Par Arthur Chevallier

Publié le 24/10/2023 à 19h00

La raison n’est pas séduisante. Elle induit la modération, l’esprit de sérieux, la lente et ennuyeuse répétition des arguments auxquels n’importe quel individu pragmatique se range. On lui obéit de la même façon qu’on lit un roman d’Anatole France, avec conscience et résignation. Les individus raisonnables nous préservent de l’ignominie, à quoi cèdent les fanfarons, les hâbleurs, derrière lesquels se cachent de farouches idéologues.
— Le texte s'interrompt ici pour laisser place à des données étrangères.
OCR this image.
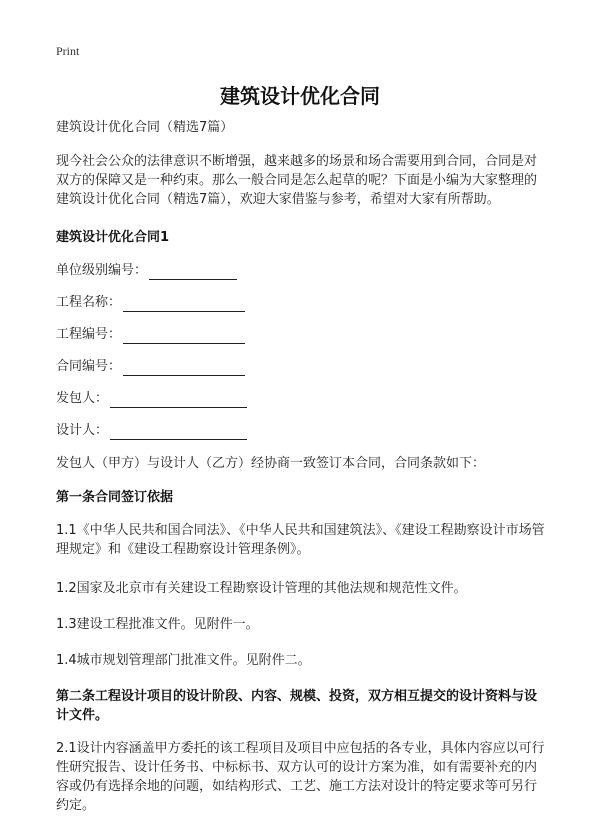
Print
建筑设计优化合同

建筑设计优化合同（精选7篇）

现今社会公众的法律意识不断增强，越来越多的场景和场合需要用到合同，合同是对双方的保障又是一种约束。那么一般合同是怎么起草的呢？下面是小编为大家整理的建筑设计优化合同（精选7篇），欢迎大家借鉴与参考，希望对大家有所帮助。

建筑设计优化合同1

单位级别编号：
工程名称：
工程编号：
合同编号：
发包人：
设计人：

发包人（甲方）与设计人（乙方）经协商一致签订本合同，合同条款如下：

第一条合同签订依据

1.1《中华人民共和国合同法》、《中华人民共和国建筑法》、《建设工程勘察设计市场管理规定》和《建设工程勘察设计管理条例》。

1.2国家及北京市有关建设工程勘察设计管理的其他法规和规范性文件。

1.3建设工程批准文件。见附件一。

1.4城市规划管理部门批准文件。见附件二。

第二条工程设计项目的设计阶段、内容、规模、投资，双方相互提交的设计资料与设计文件。

2.1设计内容涵盖甲方委托的该工程项目及项目中应包括的各专业，具体内容应以可行性研究报告、设计任务书、中标标书、双方认可的设计方案为准，如有需要补充的内容或仍有选择余地的问题，如结构形式、工艺、施工方法对设计的特定要求等可另行约定。
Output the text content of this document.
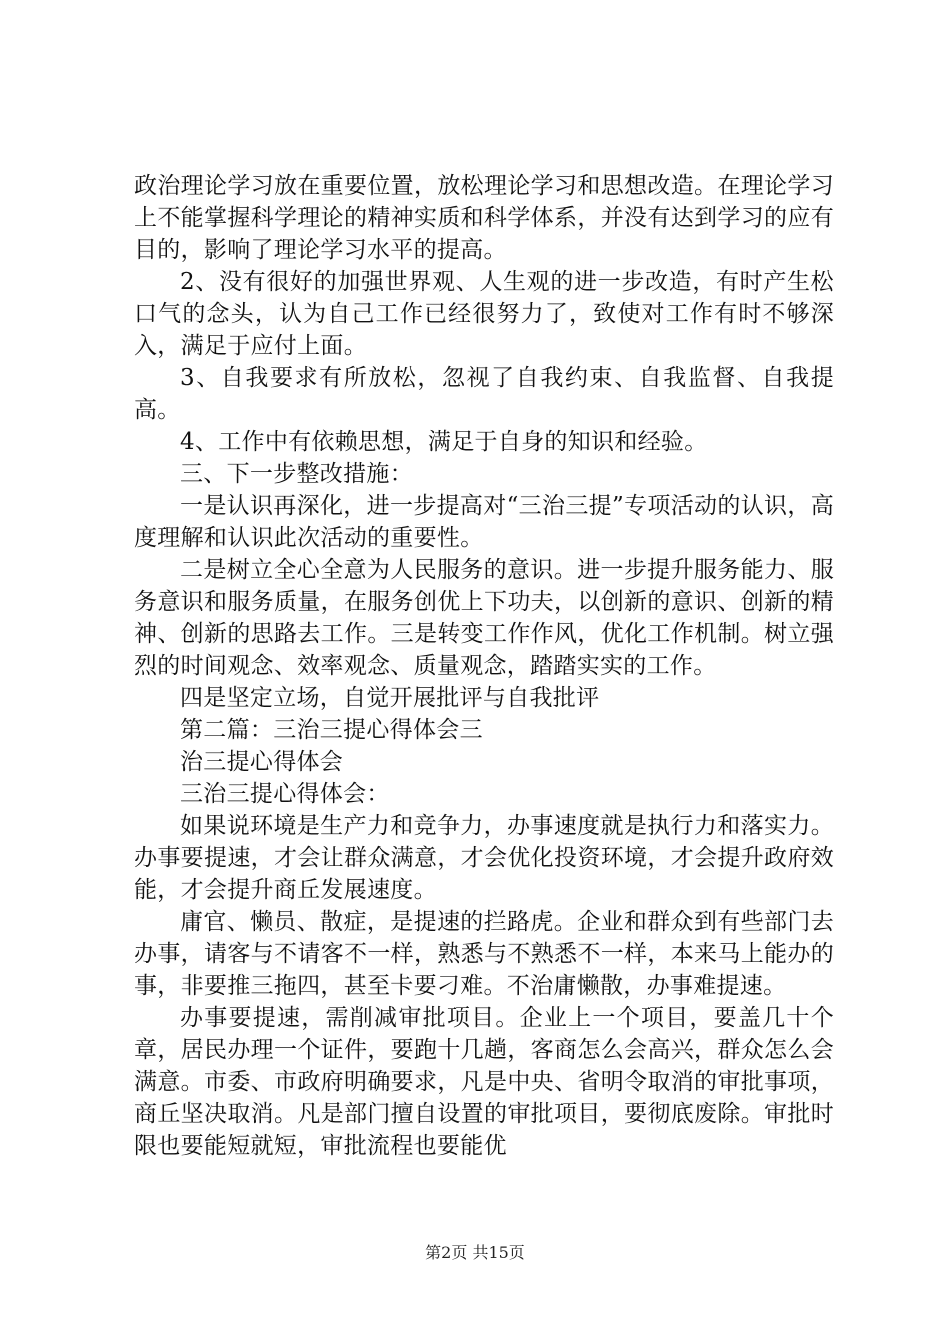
政治理论学习放在重要位置，放松理论学习和思想改造。在理论学习上不能掌握科学理论的精神实质和科学体系，并没有达到学习的应有目的，影响了理论学习水平的提高。

2、没有很好的加强世界观、人生观的进一步改造，有时产生松口气的念头，认为自己工作已经很努力了，致使对工作有时不够深入，满足于应付上面。

3、自我要求有所放松，忽视了自我约束、自我监督、自我提高。

4、工作中有依赖思想，满足于自身的知识和经验。

三、下一步整改措施：

一是认识再深化，进一步提高对“三治三提”专项活动的认识，高度理解和认识此次活动的重要性。

二是树立全心全意为人民服务的意识。进一步提升服务能力、服务意识和服务质量，在服务创优上下功夫，以创新的意识、创新的精神、创新的思路去工作。三是转变工作作风，优化工作机制。树立强烈的时间观念、效率观念、质量观念，踏踏实实的工作。

四是坚定立场，自觉开展批评与自我批评

第二篇：三治三提心得体会三

治三提心得体会

三治三提心得体会：

如果说环境是生产力和竞争力，办事速度就是执行力和落实力。办事要提速，才会让群众满意，才会优化投资环境，才会提升政府效能，才会提升商丘发展速度。

庸官、懒员、散症，是提速的拦路虎。企业和群众到有些部门去办事，请客与不请客不一样，熟悉与不熟悉不一样，本来马上能办的事，非要推三拖四，甚至卡要刁难。不治庸懒散，办事难提速。

办事要提速，需削减审批项目。企业上一个项目，要盖几十个章，居民办理一个证件，要跑十几趟，客商怎么会高兴，群众怎么会满意。市委、市政府明确要求，凡是中央、省明令取消的审批事项，商丘坚决取消。凡是部门擅自设置的审批项目，要彻底废除。审批时限也要能短就短，审批流程也要能优

第2页 共15页
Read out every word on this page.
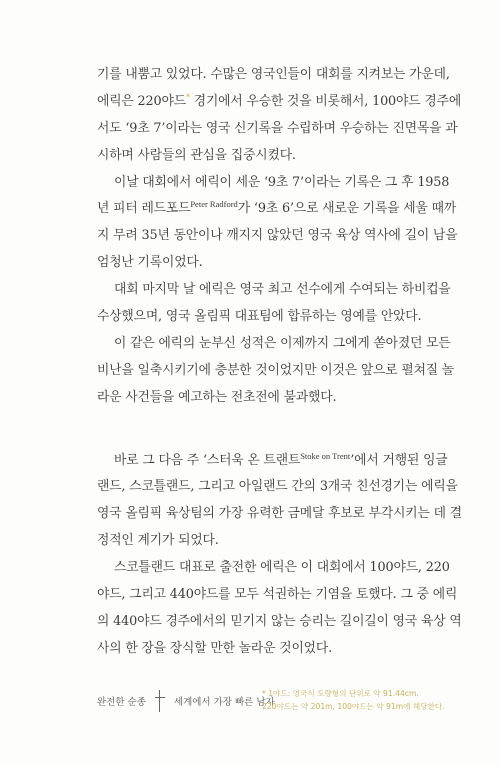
기를 내뿜고 있었다. 수많은 영국인들이 대회를 지켜보는 가운데,
에릭은 220야드* 경기에서 우승한 것을 비롯해서, 100야드 경주에
서도 ‘9초 7’이라는 영국 신기록을 수립하며 우승하는 진면목을 과
시하며 사람들의 관심을 집중시켰다.
이날 대회에서 에릭이 세운 ‘9초 7’이라는 기록은 그 후 1958
년 피터 레드포드$^{Peter Radford}$가 ‘9초 6’으로 새로운 기록을 세울 때까
지 무려 35년 동안이나 깨지지 않았던 영국 육상 역사에 길이 남을
엄청난 기록이었다.
대회 마지막 날 에릭은 영국 최고 선수에게 수여되는 하비컵을
수상했으며, 영국 올림픽 대표팀에 합류하는 영예를 안았다.
이 같은 에릭의 눈부신 성적은 이제까지 그에게 쏟아졌던 모든
비난을 일축시키기에 충분한 것이었지만 이것은 앞으로 펼쳐질 놀
라운 사건들을 예고하는 전초전에 불과했다.
바로 그 다음 주 ‘스터욱 온 트랜트$^{Stoke on Trent}$’에서 거행된 잉글
랜드, 스코틀랜드, 그리고 아일랜드 간의 3개국 친선경기는 에릭을
영국 올림픽 육상팀의 가장 유력한 금메달 후보로 부각시키는 데 결
정적인 계기가 되었다.
스코틀랜드 대표로 출전한 에릭은 이 대회에서 100야드, 220
야드, 그리고 440야드를 모두 석권하는 기염을 토했다. 그 중 에릭
의 440야드 경주에서의 믿기지 않는 승리는 길이길이 영국 육상 역
사의 한 장을 장식할 만한 놀라운 것이었다.
완전한 순종	세계에서 가장 빠른 남자
* 1야드: 영국식 도량형의 단위로 약 91.44cm.
220야드는 약 201m, 100야드는 약 91m에 해당한다.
Emmanuel Macron est exemplaire depuis les attentats du 7 octobre, il ménage, avec habileté, décence, l’union nationale et l’indispensable protection d’une communauté juive menacée, pas seulement en Israël. L’homme du « en même temps » est aussi celui de la décence et de l’humanisme.

Humiliation
L’émotion de Yaël Braun-Pivet après les propos de Jean-Luc Mélenchon à son endroit, dont la pudeur empêche de les qualifier tant leur nature est évidente, attriste. Cette empathie ne vient ni de la compassion ni de la pitié, mais d’un effet de surprise. Celle d’assister, un matin sur une radio de France, à une réaction incontrôlée, un bouleversement maladroit car sincère de la part du troisième personnage de l’État obligé de se défendre, en gros, d’être juif.

En quoi la présidente de l’Assemblée nationale aurait-elle à se justifier de visiter un pays touché par des attentats ? Posée ainsi, la réaction du leader de La France insoumise apparaît telle qu’en elle-même. Hé quoi ? Faudrait-il interdire aux élus de confession juive de s’impliquer dans un conflit où Israël serait mêlé ? Car, à la fin, pourquoi cette remarque si ce n’est comme une référence à la religion de Yaël Braun-Pivet ?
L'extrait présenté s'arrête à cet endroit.